SynapseLLM: A Finetuned Mistral 7B Model
SynapseLLM, developed by WebraftAI, is a 7 billion parameter, decoder-only transformer model finetuned from Mistral 7B v0.1. This model is designed to excel in code generation and general question-answering scenarios, leveraging a custom dataset of 1.54 million rows. The training data includes 361k Maths Instruct Q/A, 143k GPT-3.5 Q/A, 140k General Code, 63k Python code, and 900k General Q/A generated via GPT-4.
Key Capabilities & Features
- Specialized Finetuning: Optimized for both code and chat-based Q/A instructions.
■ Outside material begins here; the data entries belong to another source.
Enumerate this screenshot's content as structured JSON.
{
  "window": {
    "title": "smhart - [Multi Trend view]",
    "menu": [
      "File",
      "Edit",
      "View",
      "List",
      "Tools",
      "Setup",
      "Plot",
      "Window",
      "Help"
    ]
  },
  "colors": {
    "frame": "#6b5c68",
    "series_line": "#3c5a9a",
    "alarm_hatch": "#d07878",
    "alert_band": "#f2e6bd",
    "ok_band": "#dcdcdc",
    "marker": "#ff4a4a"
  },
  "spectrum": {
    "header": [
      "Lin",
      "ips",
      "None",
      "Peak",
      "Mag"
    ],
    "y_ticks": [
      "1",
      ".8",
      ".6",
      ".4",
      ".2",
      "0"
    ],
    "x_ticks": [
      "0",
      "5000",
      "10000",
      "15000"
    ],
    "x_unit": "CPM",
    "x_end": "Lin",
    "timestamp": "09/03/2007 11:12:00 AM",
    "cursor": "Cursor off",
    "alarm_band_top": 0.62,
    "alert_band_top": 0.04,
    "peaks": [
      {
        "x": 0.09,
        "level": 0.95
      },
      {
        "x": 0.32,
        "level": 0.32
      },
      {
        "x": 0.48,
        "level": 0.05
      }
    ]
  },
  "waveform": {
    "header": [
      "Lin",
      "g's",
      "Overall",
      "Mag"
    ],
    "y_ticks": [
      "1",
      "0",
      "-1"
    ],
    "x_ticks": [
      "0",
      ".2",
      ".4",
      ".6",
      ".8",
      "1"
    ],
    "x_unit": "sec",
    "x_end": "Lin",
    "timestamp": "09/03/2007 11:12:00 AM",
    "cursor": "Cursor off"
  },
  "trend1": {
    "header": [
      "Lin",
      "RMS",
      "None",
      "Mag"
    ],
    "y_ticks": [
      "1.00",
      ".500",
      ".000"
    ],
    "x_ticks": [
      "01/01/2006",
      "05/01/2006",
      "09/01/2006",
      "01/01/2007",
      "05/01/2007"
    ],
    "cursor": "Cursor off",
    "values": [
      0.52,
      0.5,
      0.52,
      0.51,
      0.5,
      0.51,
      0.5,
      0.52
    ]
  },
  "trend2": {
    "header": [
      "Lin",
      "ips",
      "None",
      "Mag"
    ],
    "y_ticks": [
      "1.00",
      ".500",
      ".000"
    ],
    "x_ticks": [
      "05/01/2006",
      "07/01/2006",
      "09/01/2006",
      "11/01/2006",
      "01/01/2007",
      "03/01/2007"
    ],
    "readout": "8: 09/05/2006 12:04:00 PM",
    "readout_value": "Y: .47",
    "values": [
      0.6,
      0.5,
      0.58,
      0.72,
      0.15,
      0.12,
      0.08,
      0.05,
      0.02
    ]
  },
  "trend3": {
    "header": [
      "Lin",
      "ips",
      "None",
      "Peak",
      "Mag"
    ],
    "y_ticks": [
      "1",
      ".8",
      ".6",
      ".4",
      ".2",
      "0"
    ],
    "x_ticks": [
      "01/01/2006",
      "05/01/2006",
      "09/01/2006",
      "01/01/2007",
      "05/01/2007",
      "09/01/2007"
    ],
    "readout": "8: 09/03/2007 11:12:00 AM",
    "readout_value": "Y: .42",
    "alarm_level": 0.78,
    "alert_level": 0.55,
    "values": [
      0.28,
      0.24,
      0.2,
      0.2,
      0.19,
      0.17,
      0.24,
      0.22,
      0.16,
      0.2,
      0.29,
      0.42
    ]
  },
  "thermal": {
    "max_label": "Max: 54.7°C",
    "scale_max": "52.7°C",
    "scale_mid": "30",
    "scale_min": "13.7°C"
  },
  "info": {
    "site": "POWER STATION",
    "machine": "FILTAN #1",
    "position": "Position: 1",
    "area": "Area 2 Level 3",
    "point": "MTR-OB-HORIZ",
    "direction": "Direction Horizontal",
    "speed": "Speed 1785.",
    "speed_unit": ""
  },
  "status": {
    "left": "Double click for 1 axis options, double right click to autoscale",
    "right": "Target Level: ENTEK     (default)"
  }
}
- Mistral-based Architecture: Utilizes the efficient Mistral 7B v0.1 as its base.
- Apache 2.0 License: Allows for broad usage and distribution.
- Prompt Format: Adheres to the standard Mistral instruct prompt format.
Performance & Limitations
Evaluations on the Open LLM Leaderboard show an average score of 55.93. Specific scores include 75.54 on HellaSwag (10-Shot) and 73.09 on Winogrande (5-shot), while GSM8k (5-shot) scored 27.60. Users should be aware of potential biases, including the possibility of factually incorrect outputs, lack of system prompt adherence, and no inherent memory. Researchers can experiment with external memory integration.
Ideal Use Cases
This model is particularly well-suited for applications requiring:
- Code generation and completion.
- Instruction-following for general Q/A.
- Mathematical problem-solving in a Q/A format.